O processo contra a Citgo começou em 2008, quando a mineradora canadense Crystallex entrou na Justiça pedindo indenização pela expropriação de uma mina na Venezuela durante o governo do ex-presidente Hugo Chávez. O tribunal de Delaware autorizou a venda da empresa após a ação em 2022. Outras empresas entraram em processos diferentes por dívidas e contra a nacionalização de jazidas venezuelanas.
Em maio de 2023, o Departamento do Tesouro estadunidense autorizou que a oposição venezuelana negociasse dívidas e ativos do Estado no exterior e disse que não tomaria medidas contra uma possível venda da estatal.
Em maio de 2024, o juiz de Delaware, Leonard Stark, voltou atrás, autorizou o andamento do leilão e negou os argumentos do governo da Venezuela para impedir a venda da empresa. A companhia tem dívidas com 18 empresas internacionais que cobram um montante de US$ 21,3 bilhões (aproximadamente R$ 115 bilhões) por “apropriações e calotes”.
O leilão estava marcado inicialmente para 15 de julho. No entanto, governo e oposição se mobilizaram para impedir isso pela proximidade das eleições, que estavam marcadas para 28 de julho. Para o governo, a ideia seria ganhar tempo para discutir já com o novo mandato definido. Já para a oposição, a venda da Citgo seria um argumento de última hora de uma ingerência estadunidense na Venezuela, o que fortaleceria o discurso chavista de defesa da soberania nacional.
O leilão então passou para 19 de setembro. Agora, os advogados pediram uma pausa de 4 meses para uma retomada em janeiro.
Vladimir Andrianza Salas afirma que o início das sanções tiveram como objetivo justamente atingir ativos da Venezuela no exterior, sendo um deles uma empresa que fez investimentos nos Estados Unidos.
“Justamente começam a atingir os ativos da Venezuela no exterior.

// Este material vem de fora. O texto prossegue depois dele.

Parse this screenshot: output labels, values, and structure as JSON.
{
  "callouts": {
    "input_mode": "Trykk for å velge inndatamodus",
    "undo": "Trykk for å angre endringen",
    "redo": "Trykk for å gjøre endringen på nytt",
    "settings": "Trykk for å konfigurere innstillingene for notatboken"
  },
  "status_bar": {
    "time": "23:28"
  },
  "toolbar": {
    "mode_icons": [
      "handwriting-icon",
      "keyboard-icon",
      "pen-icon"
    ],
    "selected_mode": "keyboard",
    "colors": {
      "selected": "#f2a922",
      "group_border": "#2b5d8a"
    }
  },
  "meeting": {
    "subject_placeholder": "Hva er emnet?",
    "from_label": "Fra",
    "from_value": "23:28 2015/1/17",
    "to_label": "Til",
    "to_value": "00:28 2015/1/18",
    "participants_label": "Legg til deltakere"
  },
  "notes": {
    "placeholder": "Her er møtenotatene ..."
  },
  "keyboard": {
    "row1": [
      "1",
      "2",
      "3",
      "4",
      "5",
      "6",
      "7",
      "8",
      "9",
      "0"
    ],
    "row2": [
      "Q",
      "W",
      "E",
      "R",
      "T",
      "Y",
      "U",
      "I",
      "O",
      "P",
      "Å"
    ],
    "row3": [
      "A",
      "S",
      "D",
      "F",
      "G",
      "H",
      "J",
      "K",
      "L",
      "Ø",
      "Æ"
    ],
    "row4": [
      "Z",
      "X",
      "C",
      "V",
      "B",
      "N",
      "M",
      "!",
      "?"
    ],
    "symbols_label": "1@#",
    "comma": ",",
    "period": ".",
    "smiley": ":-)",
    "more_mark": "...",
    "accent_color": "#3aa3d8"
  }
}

Um desses ativos é a Citgo e segue sendo um ativo que Venezuela tem que pode valer até US$ 20 bilhões. Depois de Guaidó se iniciou negociações nas quais praticamente se está vendendo Citgo aos EUA. Citgo não só foi um investimento, foi o maior subsídio que a Venezuela deu aos Estados Unidos”, afirmou ao Brasil de Fato.
Compra e venda
A empresa venezuelana é hoje estatal, mas já foi uma empresa estadunidense. Fundada em 1910 no Texas, a companhia foi parcialmente adquirida pelo governo da Venezuela em 1986 e arrematada em 1990, com o objetivo de receber e processar o petróleo de tipo pesado, característico da produção venezuelana.
Naquele contexto, a venda para o governo venezuelano teve como origem duas questões importantes. Primeiro os problemas financeiros da Citgo. A empresa operava no vermelho e tinha dificuldade em renovar sua estrutura, que já era considerada pelo governo de Ronald Regan como obsoleta.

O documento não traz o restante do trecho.